On Wed, Sep 11, 2019 at 3:11 PM Jens Axboe <axboe@xxxxxxxxx> wrote:
>
> On 9/11/19 12:43 PM, Dan Carpenter wrote:
> > On Wed, Sep 11, 2019 at 08:48:59AM -0700, Dan Williams wrote:
> >> +Coding Style Addendum
> >> +---------------------
> >> +libnvdimm expects multi-line statements to be double indented. I.e.
> >> +
> >> + if (x...
> >> + && ...y) {
> >
> > That looks horrible and it causes a checkpatch warning. :( Why not
> > do it the same way that everyone else does it.
> >
> > if (blah_blah_x && <-- && has to be on the first line for checkpatch
> > blah_blah_y) { <-- [tab][space][space][space][space]blah
> >
> > Now all the conditions are aligned visually which makes it readable.
> > They aren't aligned with the indent block so it's easy to tell the
> > inside from the if condition.
> >
> > I kind of hate all this extra documentation because now everyone thinks
> > they can invent new hoops to jump through.
>
> FWIW, I completely agree with Dan (Carpenter) here. I absolutely
> dislike having these kinds of files, and with subsystems imposing weird
> restrictions on style (like the quoted example, yuck).
>
> Additionally, it would seem saner to standardize rules around when
> code is expected to hit the maintainers hands for kernel releases. Both
> yours and Martins deals with that, there really shouldn't be the need
> to have this specified in detail per sub-system.

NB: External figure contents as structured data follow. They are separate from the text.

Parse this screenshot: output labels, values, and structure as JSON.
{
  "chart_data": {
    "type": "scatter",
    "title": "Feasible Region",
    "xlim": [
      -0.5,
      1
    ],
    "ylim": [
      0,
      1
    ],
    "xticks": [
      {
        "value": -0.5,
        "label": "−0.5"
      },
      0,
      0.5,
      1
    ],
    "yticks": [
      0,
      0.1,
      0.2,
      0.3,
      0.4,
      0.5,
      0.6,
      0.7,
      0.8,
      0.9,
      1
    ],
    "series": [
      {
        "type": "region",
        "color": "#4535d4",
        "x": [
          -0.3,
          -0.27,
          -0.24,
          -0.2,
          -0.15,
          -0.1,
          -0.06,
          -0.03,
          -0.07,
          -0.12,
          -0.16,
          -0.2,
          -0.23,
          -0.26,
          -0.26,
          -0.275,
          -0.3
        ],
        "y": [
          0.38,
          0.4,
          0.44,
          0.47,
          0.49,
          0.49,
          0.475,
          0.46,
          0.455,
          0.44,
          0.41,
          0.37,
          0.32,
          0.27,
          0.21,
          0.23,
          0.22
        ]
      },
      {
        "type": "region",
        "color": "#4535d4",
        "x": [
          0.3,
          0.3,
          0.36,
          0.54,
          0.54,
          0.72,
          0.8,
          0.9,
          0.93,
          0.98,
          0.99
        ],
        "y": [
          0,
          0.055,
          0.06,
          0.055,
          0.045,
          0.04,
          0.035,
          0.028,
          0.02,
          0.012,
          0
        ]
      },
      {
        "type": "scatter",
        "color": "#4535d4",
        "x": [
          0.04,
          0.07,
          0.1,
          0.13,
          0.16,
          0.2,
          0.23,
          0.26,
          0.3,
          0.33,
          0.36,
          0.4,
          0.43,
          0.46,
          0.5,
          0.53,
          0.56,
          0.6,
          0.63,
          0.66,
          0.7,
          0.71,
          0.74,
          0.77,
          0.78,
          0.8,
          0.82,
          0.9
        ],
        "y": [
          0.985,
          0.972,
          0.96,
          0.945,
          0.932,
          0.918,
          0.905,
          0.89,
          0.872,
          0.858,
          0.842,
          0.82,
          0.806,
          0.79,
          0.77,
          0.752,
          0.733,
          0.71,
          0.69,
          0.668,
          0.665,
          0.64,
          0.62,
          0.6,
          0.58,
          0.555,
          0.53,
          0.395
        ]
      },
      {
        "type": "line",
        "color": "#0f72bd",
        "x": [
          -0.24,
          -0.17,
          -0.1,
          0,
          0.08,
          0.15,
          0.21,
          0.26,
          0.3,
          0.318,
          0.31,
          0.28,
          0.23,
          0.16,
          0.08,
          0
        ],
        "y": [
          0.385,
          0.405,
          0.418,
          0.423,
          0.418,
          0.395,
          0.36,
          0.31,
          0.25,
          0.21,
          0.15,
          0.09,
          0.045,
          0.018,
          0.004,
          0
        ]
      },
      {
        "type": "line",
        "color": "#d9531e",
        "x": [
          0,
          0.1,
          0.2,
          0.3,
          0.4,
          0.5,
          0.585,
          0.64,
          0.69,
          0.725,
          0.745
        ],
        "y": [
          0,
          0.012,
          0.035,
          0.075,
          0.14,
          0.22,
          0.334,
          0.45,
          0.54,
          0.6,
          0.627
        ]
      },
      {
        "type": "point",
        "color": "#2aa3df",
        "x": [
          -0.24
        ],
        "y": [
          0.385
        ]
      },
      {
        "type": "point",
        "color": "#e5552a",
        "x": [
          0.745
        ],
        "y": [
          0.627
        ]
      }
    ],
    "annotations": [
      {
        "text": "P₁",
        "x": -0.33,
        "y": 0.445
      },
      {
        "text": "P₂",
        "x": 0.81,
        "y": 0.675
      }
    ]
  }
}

So this is *the* point of the exercise.

I picked up this indentation habit a long while back in response to
review feedback on a patch to a subsystem that formatted code this
way. At the time CodingStyle did not contradict the maintainer's
preference, so I adopted it across the board.

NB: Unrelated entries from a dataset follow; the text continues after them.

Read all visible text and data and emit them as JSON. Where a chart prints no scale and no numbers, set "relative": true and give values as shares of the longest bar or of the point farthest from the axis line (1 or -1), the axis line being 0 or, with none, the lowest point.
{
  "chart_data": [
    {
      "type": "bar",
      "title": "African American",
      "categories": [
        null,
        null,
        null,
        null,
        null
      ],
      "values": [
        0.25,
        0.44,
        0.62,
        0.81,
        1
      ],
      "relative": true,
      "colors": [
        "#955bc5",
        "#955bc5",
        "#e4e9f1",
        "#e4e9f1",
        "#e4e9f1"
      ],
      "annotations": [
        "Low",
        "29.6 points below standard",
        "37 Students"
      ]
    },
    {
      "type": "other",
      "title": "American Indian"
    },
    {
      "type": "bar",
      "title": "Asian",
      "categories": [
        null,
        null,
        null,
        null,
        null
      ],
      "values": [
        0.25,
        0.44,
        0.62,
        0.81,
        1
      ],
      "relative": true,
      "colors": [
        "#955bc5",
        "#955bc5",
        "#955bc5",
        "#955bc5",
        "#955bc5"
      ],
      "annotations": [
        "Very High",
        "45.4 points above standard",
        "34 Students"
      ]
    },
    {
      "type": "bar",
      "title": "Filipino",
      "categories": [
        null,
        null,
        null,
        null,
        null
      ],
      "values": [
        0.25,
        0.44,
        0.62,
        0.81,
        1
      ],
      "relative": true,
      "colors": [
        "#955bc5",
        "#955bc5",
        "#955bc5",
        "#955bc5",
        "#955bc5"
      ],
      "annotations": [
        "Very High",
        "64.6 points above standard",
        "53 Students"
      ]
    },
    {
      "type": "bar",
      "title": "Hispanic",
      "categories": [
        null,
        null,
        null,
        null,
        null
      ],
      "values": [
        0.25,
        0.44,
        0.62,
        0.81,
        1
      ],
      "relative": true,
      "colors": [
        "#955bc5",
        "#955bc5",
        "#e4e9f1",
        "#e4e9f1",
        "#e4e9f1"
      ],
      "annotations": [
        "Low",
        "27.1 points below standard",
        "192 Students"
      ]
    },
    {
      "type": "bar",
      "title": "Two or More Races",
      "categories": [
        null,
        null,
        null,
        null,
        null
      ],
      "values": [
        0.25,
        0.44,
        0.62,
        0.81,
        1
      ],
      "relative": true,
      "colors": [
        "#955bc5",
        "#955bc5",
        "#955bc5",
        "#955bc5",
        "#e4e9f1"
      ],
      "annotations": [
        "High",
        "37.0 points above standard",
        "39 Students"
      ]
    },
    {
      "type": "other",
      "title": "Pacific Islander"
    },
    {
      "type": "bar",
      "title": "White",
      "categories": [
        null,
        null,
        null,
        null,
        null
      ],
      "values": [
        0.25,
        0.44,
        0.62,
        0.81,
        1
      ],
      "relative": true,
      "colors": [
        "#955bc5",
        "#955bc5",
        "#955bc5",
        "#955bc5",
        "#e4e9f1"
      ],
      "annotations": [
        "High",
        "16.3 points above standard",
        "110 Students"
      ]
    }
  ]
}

Now I come to find that CodingStyle has settled on clang-format (in
the last 15 months) as the new standard which is a much better answer
to me than a manually specified style open to interpretation. I'll
take a look at getting libnvdimm converted over.

If we can take that further and standardize all of the places where
contributors see variations across subsystems on the fundamental
questions of style, timing, follow-up, and unit test invocation the
Maintainer Entry Profile can be superseded with common guidelines.

Otherwise, yes I completely agree with you that a "Maintainer Entry
Profile" is a sad comment on the state of what contributors need to
navigate, but that's today's reality that needs to be addressed.